Last week in Strasbourg introduced me to one of those quirks of life under our new puritan masters. I was invited to take part in a lock in. Now you might think that in a country with only a vague idea of licensing hours that in itself is a bit of a misnomer. How could it be possible you might say to have a lockin after hours when there are no set hours, bars stay open as long as the publican want them to.
Of course this is a modern lock in. One that has been forced upon Gaston and his bar by the new smoking ban in France. Gaston (name changed to protect the guilty) is a smoker. His two staff are smokers, and so are most of his clients. He still sells cigarettes from a drawer behind the bar, but as a sop to good humour he has a large stack of chocolate cigarettes to give to his customers.

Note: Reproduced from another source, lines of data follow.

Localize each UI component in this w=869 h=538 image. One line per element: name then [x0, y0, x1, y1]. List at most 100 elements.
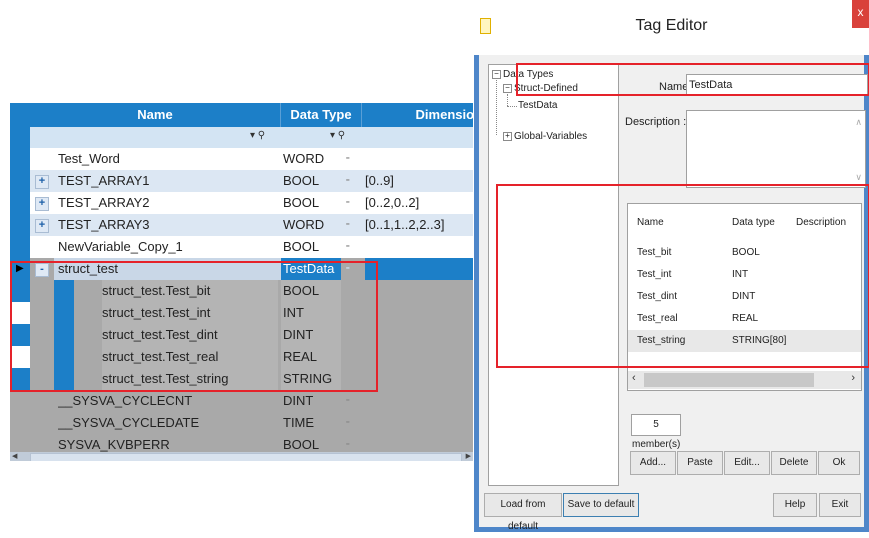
cell-name[interactable]: struct_test.Test_bit	[102, 280, 278, 302]
ok-button[interactable]: Ok	[818, 451, 860, 475]
grid-row[interactable]: + TEST_ARRAY1 BOOL ⁃ [0..9]	[10, 170, 473, 192]
name-field[interactable]: TestData	[686, 74, 868, 96]
cell-name[interactable]: struct_test.Test_real	[102, 346, 278, 368]
grid-row[interactable]: Test_Word WORD ⁃	[10, 148, 473, 170]
cell-dimension[interactable]	[365, 412, 473, 434]
scroll-right-icon[interactable]: ▶	[466, 452, 471, 460]
row-selector[interactable]	[10, 280, 30, 302]
cell-data-type[interactable]: DINT	[281, 390, 341, 412]
cell-name[interactable]: NewVariable_Copy_1	[58, 236, 278, 258]
grid-row[interactable]: struct_test.Test_string STRING	[10, 368, 473, 390]
member-row[interactable]: Test_string STRING[80]	[628, 330, 861, 352]
expand-icon[interactable]: +	[35, 197, 49, 211]
cell-name[interactable]: struct_test.Test_dint	[102, 324, 278, 346]
scroll-left-icon[interactable]: ‹	[632, 372, 636, 384]
close-button[interactable]: x	[852, 0, 869, 28]
row-selector[interactable]	[10, 148, 30, 170]
cell-data-type[interactable]: BOOL	[281, 192, 341, 214]
row-selector[interactable]	[10, 302, 30, 324]
scroll-right-icon[interactable]: ›	[851, 372, 855, 384]
cell-dimension[interactable]	[365, 236, 473, 258]
collapse-icon[interactable]: -	[35, 263, 49, 277]
filter-icon-data-type[interactable]: ▾ ⚲	[330, 130, 345, 141]
member-row[interactable]: Test_real REAL	[628, 308, 861, 330]
cell-name[interactable]: __SYSVA_CYCLEDATE	[58, 412, 278, 434]
cell-data-type[interactable]: WORD	[281, 214, 341, 236]
grid-row[interactable]: struct_test.Test_int INT	[10, 302, 473, 324]
member-list[interactable]: Name Data type Description Test_bit BOOL T…	[627, 203, 862, 391]
column-header-dimension[interactable]: Dimension	[362, 103, 473, 127]
cell-data-type[interactable]: REAL	[281, 346, 341, 368]
cell-dimension[interactable]	[365, 368, 473, 390]
cell-dimension[interactable]	[365, 258, 473, 280]
cell-dimension[interactable]	[365, 280, 473, 302]
scroll-thumb[interactable]	[644, 373, 814, 387]
member-header-name[interactable]: Name	[637, 212, 664, 234]
collapse-icon[interactable]: −	[503, 83, 512, 93]
cell-dimension[interactable]	[365, 148, 473, 170]
scroll-up-icon[interactable]: ∧	[855, 117, 862, 128]
member-row[interactable]: Test_bit BOOL	[628, 242, 861, 264]
column-header-name[interactable]: Name	[30, 103, 281, 127]
cell-data-type[interactable]: TestData	[281, 258, 341, 280]
row-selector[interactable]	[10, 236, 30, 258]
grid-row[interactable]: NewVariable_Copy_1 BOOL ⁃	[10, 236, 473, 258]
filter-icon-name[interactable]: ▾ ⚲	[250, 130, 265, 141]
member-list-scrollbar[interactable]: ‹ ›	[628, 371, 861, 389]
expand-icon[interactable]: +	[35, 219, 49, 233]
cell-data-type[interactable]: DINT	[281, 324, 341, 346]
tree-node-struct-defined[interactable]: − Struct-Defined	[503, 83, 578, 94]
cell-data-type[interactable]: WORD	[281, 148, 341, 170]
exit-button[interactable]: Exit	[819, 493, 861, 517]
tree-node-global-variables[interactable]: + Global-Variables	[503, 131, 587, 142]
dropdown-icon[interactable]: ⁃	[345, 170, 351, 192]
cell-name[interactable]: struct_test.Test_string	[102, 368, 278, 390]
add-button[interactable]: Add...	[630, 451, 676, 475]
description-field[interactable]: ∧ ∨	[686, 110, 866, 188]
cell-name[interactable]: struct_test	[54, 258, 284, 280]
tree-node-testdata[interactable]: TestData	[518, 100, 557, 111]
cell-dimension[interactable]: [0..1,1..2,2..3]	[365, 214, 473, 236]
cell-name[interactable]: __SYSVA_CYCLECNT	[58, 390, 278, 412]
member-header-description[interactable]: Description	[796, 212, 846, 234]
cell-name[interactable]: TEST_ARRAY3	[58, 214, 278, 236]
row-selector[interactable]	[10, 412, 30, 434]
collapse-icon[interactable]: −	[492, 69, 501, 79]
cell-dimension[interactable]	[365, 390, 473, 412]
cell-data-type[interactable]: BOOL	[281, 280, 341, 302]
cell-dimension[interactable]: [0..9]	[365, 170, 473, 192]
cell-name[interactable]: TEST_ARRAY1	[58, 170, 278, 192]
dropdown-icon[interactable]: ⁃	[345, 214, 351, 236]
scroll-left-icon[interactable]: ◀	[12, 452, 17, 460]
cell-dimension[interactable]	[365, 346, 473, 368]
cell-data-type[interactable]: STRING	[281, 368, 341, 390]
help-button[interactable]: Help	[773, 493, 817, 517]
cell-name[interactable]: Test_Word	[58, 148, 278, 170]
dropdown-icon[interactable]: ⁃	[345, 148, 351, 170]
row-selector[interactable]	[10, 324, 30, 346]
expand-icon[interactable]: +	[503, 131, 512, 141]
row-selector[interactable]	[10, 214, 30, 236]
member-row[interactable]: Test_dint DINT	[628, 286, 861, 308]
cell-dimension[interactable]	[365, 324, 473, 346]
row-selector[interactable]	[10, 170, 30, 192]
scroll-thumb[interactable]	[30, 453, 462, 461]
dropdown-icon[interactable]: ⁃	[345, 412, 351, 434]
cell-data-type[interactable]: BOOL	[281, 170, 341, 192]
grid-row[interactable]: ▶ - struct_test TestData ⁃	[10, 258, 473, 280]
member-row[interactable]: Test_int INT	[628, 264, 861, 286]
row-selector[interactable]	[10, 390, 30, 412]
cell-name[interactable]: struct_test.Test_int	[102, 302, 278, 324]
grid-row[interactable]: + TEST_ARRAY3 WORD ⁃ [0..1,1..2,2..3]	[10, 214, 473, 236]
edit-button[interactable]: Edit...	[724, 451, 770, 475]
cell-data-type[interactable]: INT	[281, 302, 341, 324]
load-from-default-button[interactable]: Load from default	[484, 493, 562, 532]
row-selector[interactable]: ▶	[10, 258, 30, 280]
cell-data-type[interactable]: BOOL	[281, 236, 341, 258]
delete-button[interactable]: Delete	[771, 451, 817, 475]
row-selector[interactable]	[10, 368, 30, 390]
dropdown-icon[interactable]: ⁃	[345, 258, 351, 280]
grid-row[interactable]: struct_test.Test_dint DINT	[10, 324, 473, 346]
tree-node-data-types[interactable]: − Data Types	[492, 69, 553, 80]
grid-horizontal-scrollbar[interactable]: ◀ ▶	[10, 452, 473, 461]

As the last few left Gaston motioned me over. The door was locked and he poured me a vodka.
“Enfin”, he said. “At last we can have a smoke”. He pulled out an ashtray as if it were contraband.
“If the police saw this I could fined €5,000. If they saw you it would be €80 for you but €250 for me”.
This has got to be wrong. He is doing nobody any harm. Passive smoking has virtually no impact on health and yet though he and his staff have no problem with tobacco. You might not like the smell, nor might the French authorities, but nobody is dragooned into the bar. But all this is at naught.
Gaston has to go the moonfleet way just to enjoy his own habit in his own front room.